I will leave it to my dear friend Toby Nunn to offer his views and more details. Honestly, I am kind of exhausted from the trip - mentally exhausted, and still trying to process it all. I can't adequately tell you how I feel but suffice it to say in the end it is good. There is a dot in the matrix I want to kneel and touch. I know where it is at. As long as this earth turns, the dot will not move and it will always be there. It is the center of the bulls eye of my dream. In horseshoes close counts, and so it is with my trip to the Moon over Yusufiyah. I got real close. I made it farther than some might have thought and came home safer than some worried I might. I feel restored. I can live life more fully. I can die in peace. I can now look at the Moon over Yusufiyah actually having seen it up close and personal. And I have a good alternate place for the engraved marble slab, which for now is in the safeguarded hands placed on the roof of the TigerSwan compound in Baghdad, where the Moon over Yusufiyah will shine down on it.

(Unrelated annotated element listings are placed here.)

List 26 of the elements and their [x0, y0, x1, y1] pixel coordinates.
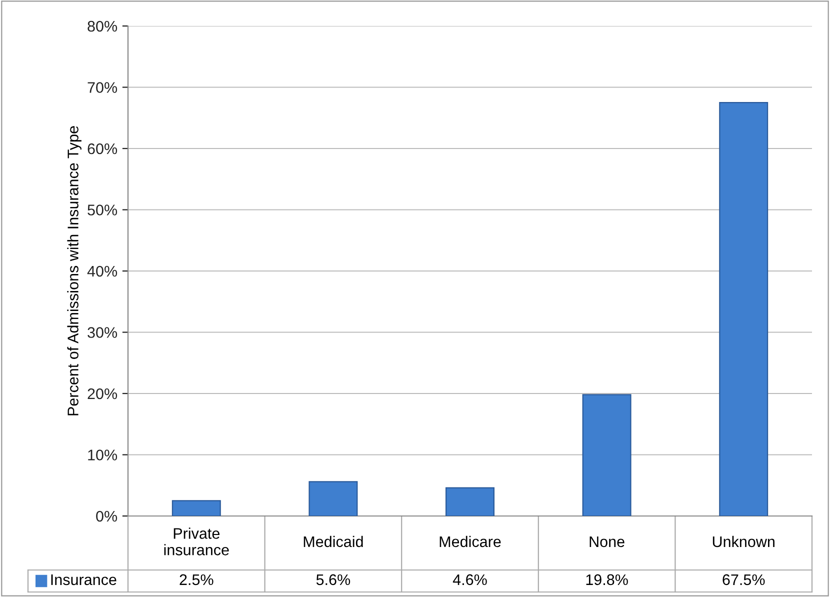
data-label: 4.6% [452, 574, 487, 586]
legend-label: Insurance [51, 574, 116, 586]
x-tick-label: Private insurance [164, 528, 229, 556]
y-tick-label: 30% [88, 327, 118, 338]
data-label: 5.6% [316, 574, 350, 586]
y-tick-label: 0% [96, 510, 118, 522]
y-tick-label: 40% [87, 266, 118, 277]
y-axis-title: Percent of Admissions with Insurance Type [67, 126, 82, 416]
bar [719, 102, 768, 516]
bar [308, 481, 358, 516]
bar [582, 394, 632, 516]
data-label: 67.5% [722, 574, 765, 586]
y-tick-label: 60% [88, 143, 118, 154]
data-label: 2.5% [180, 574, 214, 586]
y-tick-label: 50% [88, 204, 118, 216]
x-tick-label: Medicaid [304, 536, 363, 548]
bar [172, 500, 221, 516]
x-tick-label: Medicare [440, 536, 501, 548]
bar [446, 487, 494, 516]
y-tick-label: 10% [88, 450, 118, 460]
data-label: 19.8% [586, 574, 628, 586]
y-tick-label: 80% [88, 20, 118, 32]
x-tick-label: None [590, 536, 624, 548]
x-tick-label: Unknown [712, 536, 774, 548]
y-tick-label: 70% [88, 82, 118, 93]
y-tick-label: 20% [88, 388, 118, 400]
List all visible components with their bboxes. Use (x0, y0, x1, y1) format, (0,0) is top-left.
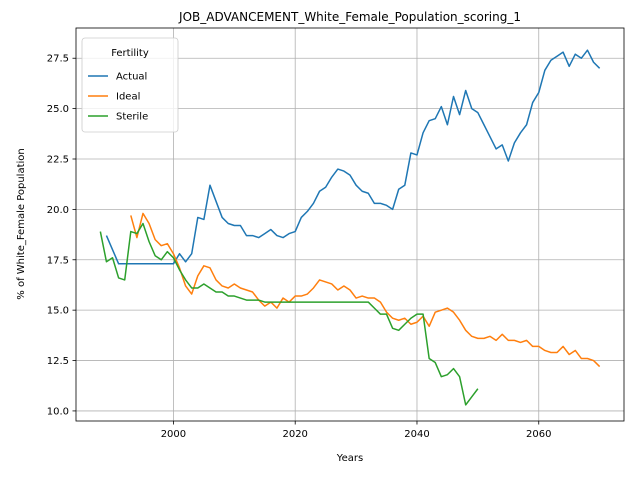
series-line-actual (105, 49, 601, 265)
ticks: 2000 2020 2040 2060 10.0 12.5 15.0 17.5 20.0 22.5… (47, 54, 552, 440)
x-tick-label: 2000 (161, 429, 186, 440)
x-tick-label: 2040 (404, 429, 429, 440)
legend-entries: Actual Ideal Sterile (88, 72, 148, 123)
series-line-ideal (130, 212, 601, 368)
y-tick-label: 22.5 (47, 155, 69, 166)
y-tick-label: 17.5 (47, 255, 69, 266)
legend-label-actual: Actual (116, 72, 147, 83)
grid (76, 28, 624, 421)
y-tick-label: 10.0 (47, 406, 69, 417)
y-tick-label: 20.0 (47, 205, 69, 216)
x-tick-label: 2020 (282, 429, 307, 440)
legend-label-ideal: Ideal (116, 92, 140, 103)
x-tick-label: 2060 (526, 429, 551, 440)
series-lines (99, 49, 601, 406)
plot-frame (75, 27, 625, 422)
legend-label-sterile: Sterile (116, 112, 148, 123)
legend-title: Fertility (111, 48, 149, 59)
y-tick-label: 12.5 (47, 356, 69, 367)
y-tick-label: 25.0 (47, 104, 69, 115)
series-line-sterile (99, 222, 479, 406)
legend-box (81, 37, 179, 133)
y-tick-label: 27.5 (47, 54, 69, 65)
y-axis-label: % of White_Female Population (16, 148, 27, 299)
x-axis-label: Years (336, 453, 363, 464)
chart-title: JOB_ADVANCEMENT_White_Female_Population_… (178, 10, 521, 24)
legend: Fertility Actual Ideal Sterile (81, 37, 179, 133)
y-tick-label: 15.0 (47, 306, 69, 317)
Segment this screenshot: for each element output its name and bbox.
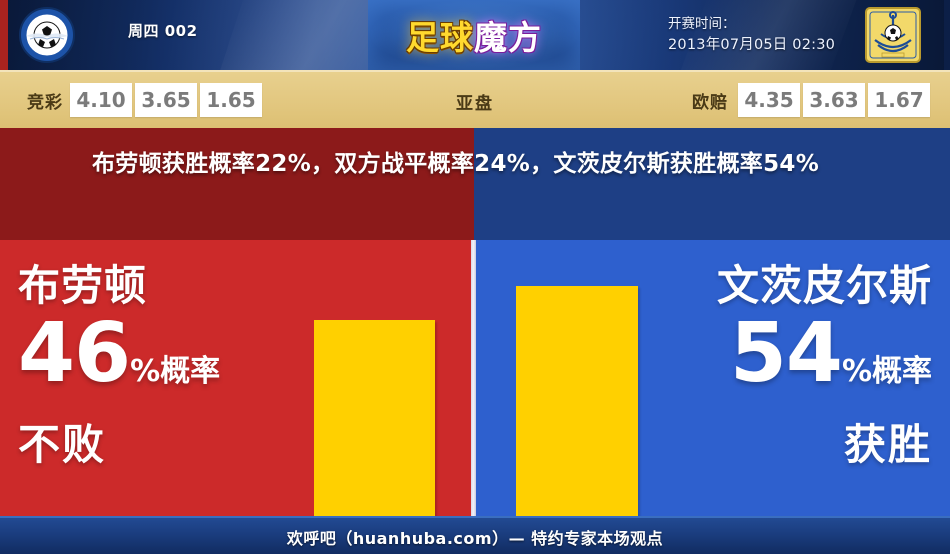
logo-text-part2: 魔方 — [474, 18, 542, 57]
away-probability-suffix: %概率 — [841, 354, 932, 389]
home-team-crest-icon — [19, 7, 75, 63]
odds-bar: 亚盘 竞彩 4.10 3.65 1.65 欧赔 4.35 3.63 1.67 — [0, 70, 950, 132]
away-probability-bar — [516, 286, 638, 516]
kickoff-label: 开赛时间： — [668, 16, 736, 32]
european-odds-draw[interactable]: 3.63 — [803, 83, 865, 117]
home-probability-suffix: %概率 — [130, 354, 221, 389]
european-odds-label: 欧赔 — [692, 92, 728, 113]
kickoff-info: 开赛时间： 2013年07月05日 02:30 — [668, 14, 835, 56]
kickoff-value: 2013年07月05日 02:30 — [668, 37, 836, 53]
home-probability-value: 46 — [18, 306, 131, 401]
match-number: 周四 002 — [128, 22, 198, 40]
jingcai-label: 竞彩 — [27, 92, 63, 113]
away-team-block: 文茨皮尔斯 54%概率 获胜 — [632, 260, 932, 472]
headline-left-background — [0, 128, 474, 240]
away-team-crest-icon — [865, 7, 921, 63]
away-team-name: 文茨皮尔斯 — [716, 261, 932, 310]
header-left-edge — [0, 0, 8, 70]
away-outcome: 获胜 — [843, 420, 932, 469]
match-header: 周四 002 足球魔方 开赛时间： 2013年07月05日 02:30 — [0, 0, 950, 70]
home-outcome: 不败 — [18, 420, 107, 469]
asian-handicap-label: 亚盘 — [456, 93, 494, 114]
european-odds-home[interactable]: 4.35 — [738, 83, 800, 117]
european-odds-group: 欧赔 4.35 3.63 1.67 — [685, 83, 930, 117]
home-team-block: 布劳顿 46%概率 不败 — [18, 260, 298, 472]
away-probability: 54%概率 — [632, 312, 932, 418]
away-probability-value: 54 — [729, 306, 843, 401]
jingcai-odds-draw[interactable]: 3.65 — [135, 83, 197, 117]
logo-glow — [368, 0, 580, 70]
footer-credit: 欢呼吧（huanhuba.com）— 特约专家本场观点 — [286, 529, 664, 548]
headline-text: 布劳顿获胜概率22%，双方战平概率24%，文茨皮尔斯获胜概率54% — [92, 151, 820, 177]
site-logo[interactable]: 足球魔方 — [368, 0, 580, 70]
panel-divider — [471, 240, 476, 516]
probability-chart: 布劳顿 46%概率 不败 文茨皮尔斯 54%概率 获胜 — [0, 240, 950, 516]
home-probability-bar — [314, 320, 435, 516]
logo-text-part1: 足球 — [406, 18, 474, 57]
headline-right-background — [474, 128, 950, 240]
logo-text: 足球魔方 — [406, 11, 542, 59]
jingcai-odds-home[interactable]: 4.10 — [70, 83, 132, 117]
jingcai-odds-away[interactable]: 1.65 — [200, 83, 262, 117]
footer-bar: 欢呼吧（huanhuba.com）— 特约专家本场观点 — [0, 516, 950, 554]
home-team-name: 布劳顿 — [18, 261, 148, 310]
header-right-edge — [944, 0, 950, 70]
home-probability: 46%概率 — [18, 312, 298, 418]
headline-band: 布劳顿获胜概率22%，双方战平概率24%，文茨皮尔斯获胜概率54% — [0, 128, 950, 240]
european-odds-away[interactable]: 1.67 — [868, 83, 930, 117]
jingcai-odds-group: 竞彩 4.10 3.65 1.65 — [20, 83, 265, 117]
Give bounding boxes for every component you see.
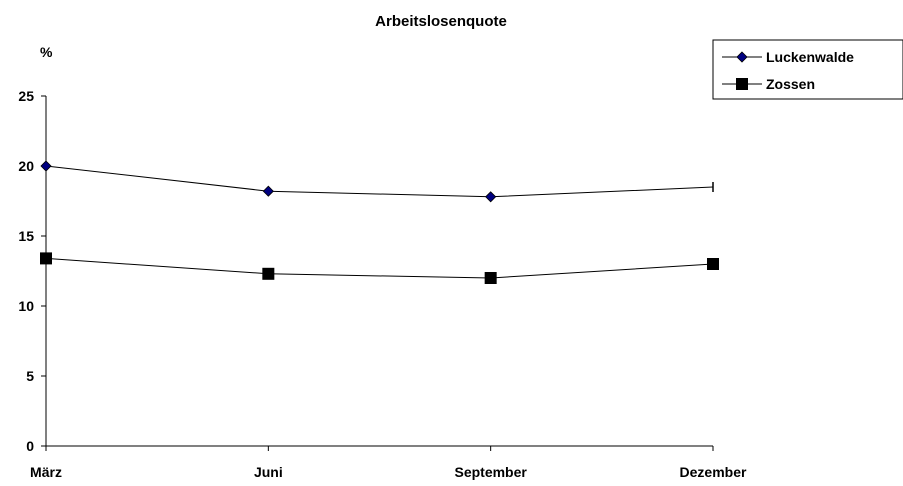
x-ticks: März Juni September Dezember	[30, 446, 747, 480]
chart-title: Arbeitslosenquote	[375, 13, 507, 30]
series-line-luckenwalde	[45, 165, 714, 198]
legend-marker	[736, 78, 748, 90]
x-tick-label: März	[30, 464, 62, 480]
data-point	[707, 258, 719, 270]
data-point	[485, 191, 497, 203]
y-tick-label: 0	[26, 438, 34, 454]
y-axis-label: %	[40, 44, 53, 60]
x-tick-label: Dezember	[680, 464, 747, 480]
y-tick-label: 5	[26, 368, 34, 384]
y-ticks: 0 5 10 15 20 25	[18, 88, 46, 454]
data-point	[40, 160, 52, 172]
legend-label: Luckenwalde	[766, 49, 854, 65]
y-tick-label: 15	[18, 228, 34, 244]
series-line-zossen	[45, 257, 714, 279]
x-tick-label: Juni	[254, 464, 283, 480]
legend-marker	[736, 51, 748, 63]
series-layer	[40, 160, 719, 284]
legend: Luckenwalde Zossen	[712, 39, 903, 100]
y-tick-label: 10	[18, 298, 34, 314]
legend-label: Zossen	[766, 76, 815, 92]
data-point	[484, 272, 497, 284]
data-point	[262, 185, 274, 197]
y-tick-label: 20	[18, 158, 34, 174]
data-point	[262, 267, 275, 280]
y-tick-label: 25	[18, 88, 34, 104]
x-tick-label: September	[454, 464, 527, 480]
axes	[45, 96, 713, 447]
data-point	[40, 252, 52, 265]
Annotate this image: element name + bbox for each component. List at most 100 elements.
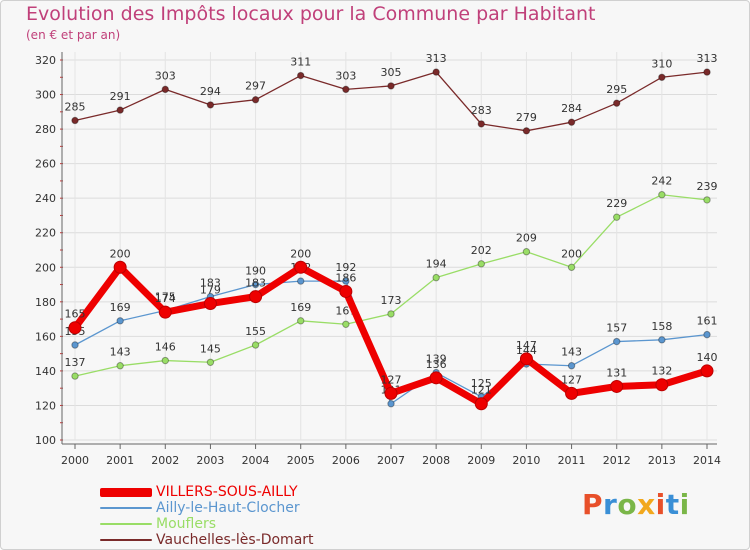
data-label: 169 (290, 301, 311, 314)
data-label: 143 (561, 346, 582, 359)
data-label: 294 (200, 85, 221, 98)
data-point (294, 260, 308, 274)
x-tick-label: 2013 (648, 454, 676, 467)
data-point (206, 101, 215, 109)
data-label: 202 (471, 244, 492, 257)
data-label: 313 (697, 52, 718, 65)
data-label: 284 (561, 102, 582, 115)
data-label: 155 (245, 325, 266, 338)
data-point (384, 386, 398, 400)
data-label: 144 (516, 344, 537, 357)
data-label: 200 (561, 247, 582, 260)
data-label: 169 (110, 301, 131, 314)
data-point (703, 196, 711, 204)
data-point (251, 96, 260, 104)
data-label: 313 (426, 52, 447, 65)
data-point (158, 305, 172, 319)
data-label: 190 (245, 265, 266, 278)
data-point (251, 280, 260, 289)
y-tick-label: 160 (35, 330, 56, 343)
x-tick-label: 2002 (151, 454, 179, 467)
data-point (113, 260, 127, 274)
x-tick-label: 2004 (242, 454, 270, 467)
data-label: 121 (471, 384, 492, 397)
data-label: 192 (335, 261, 356, 274)
data-point (297, 317, 305, 325)
data-label: 131 (606, 366, 627, 379)
data-label: 125 (471, 377, 492, 390)
x-tick-label: 2008 (422, 454, 450, 467)
x-tick-label: 2011 (558, 454, 586, 467)
data-point (519, 352, 533, 366)
data-point (206, 358, 215, 366)
legend-label: Mouflers (156, 516, 216, 532)
data-point (339, 284, 353, 298)
data-point (658, 336, 666, 344)
data-label: 311 (290, 56, 311, 69)
proxiti-logo[interactable]: Proxiti (582, 488, 690, 521)
data-point (477, 260, 485, 268)
data-point (655, 378, 669, 392)
x-tick-label: 2005 (287, 454, 315, 467)
data-label: 186 (335, 271, 356, 284)
y-tick-label: 120 (35, 399, 56, 412)
legend-item[interactable]: Vauchelles-lès-Domart (100, 532, 360, 548)
data-label: 157 (606, 322, 627, 335)
logo-letter: r (603, 488, 618, 521)
data-point (116, 362, 124, 370)
data-point (297, 277, 305, 285)
x-tick-label: 2006 (332, 454, 360, 467)
x-tick-label: 2007 (377, 454, 405, 467)
plot-area (62, 52, 717, 440)
logo-letter: i (679, 488, 690, 521)
data-label: 145 (200, 342, 221, 355)
data-point (522, 127, 531, 135)
data-point (703, 68, 711, 76)
data-point (567, 118, 576, 126)
data-point (477, 120, 485, 128)
y-tick-label: 240 (35, 192, 56, 205)
logo-letter: P (582, 488, 604, 521)
data-point (387, 310, 395, 318)
y-tick-label: 200 (35, 261, 56, 274)
data-label: 295 (606, 83, 627, 96)
data-label: 161 (697, 315, 718, 328)
data-label: 127 (381, 373, 402, 386)
data-label: 183 (245, 277, 266, 290)
data-label: 132 (651, 365, 672, 378)
legend-item[interactable]: Ailly-le-Haut-Clocher (100, 500, 360, 516)
data-point (161, 356, 169, 365)
data-label: 194 (426, 258, 447, 271)
data-label: 200 (290, 247, 311, 260)
data-point (71, 372, 79, 380)
data-point (613, 213, 621, 221)
data-label: 137 (65, 356, 86, 369)
data-label: 139 (426, 353, 447, 366)
y-tick-label: 300 (35, 89, 56, 102)
data-point (387, 400, 395, 408)
data-point (567, 362, 576, 370)
data-point (700, 364, 714, 378)
legend-swatch (100, 539, 152, 541)
data-label: 158 (651, 320, 672, 333)
data-point (613, 337, 621, 346)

You can't really know how much you love a son or daughter until you lose them. I pray that those who read my words or hear my voice will never know such love. Always bear in mind when those moments come that you might want to ring your child's neck to consider how good it feels to hug it. Make memories as you go and don't worry about trying to make them big and fancy. Disney World, and the like are great, but the everyday unplanned moments are much sweeter. Memories sustain you in tough times. Life can be lost, pictures destroyed and film erased. But memories endure our entire life. We need neither light of day or dark of night to see them clearly in our minds. We can enjoy them alone or share them with others. Memories are always available where we may be, what we may be doing, 24/7.
Romans 8:28 - from all things God can work good.
DUTY HONOR COUNTRY.
Remember with Honor.
Thank you Matt, Blackfive Team, Toby, Ricky, Soldiers Angels (and my dear friend and head Angel Patti Patton-Bader) and so many others, some whose names I am yet to learn, but know that I am forever grateful for your help.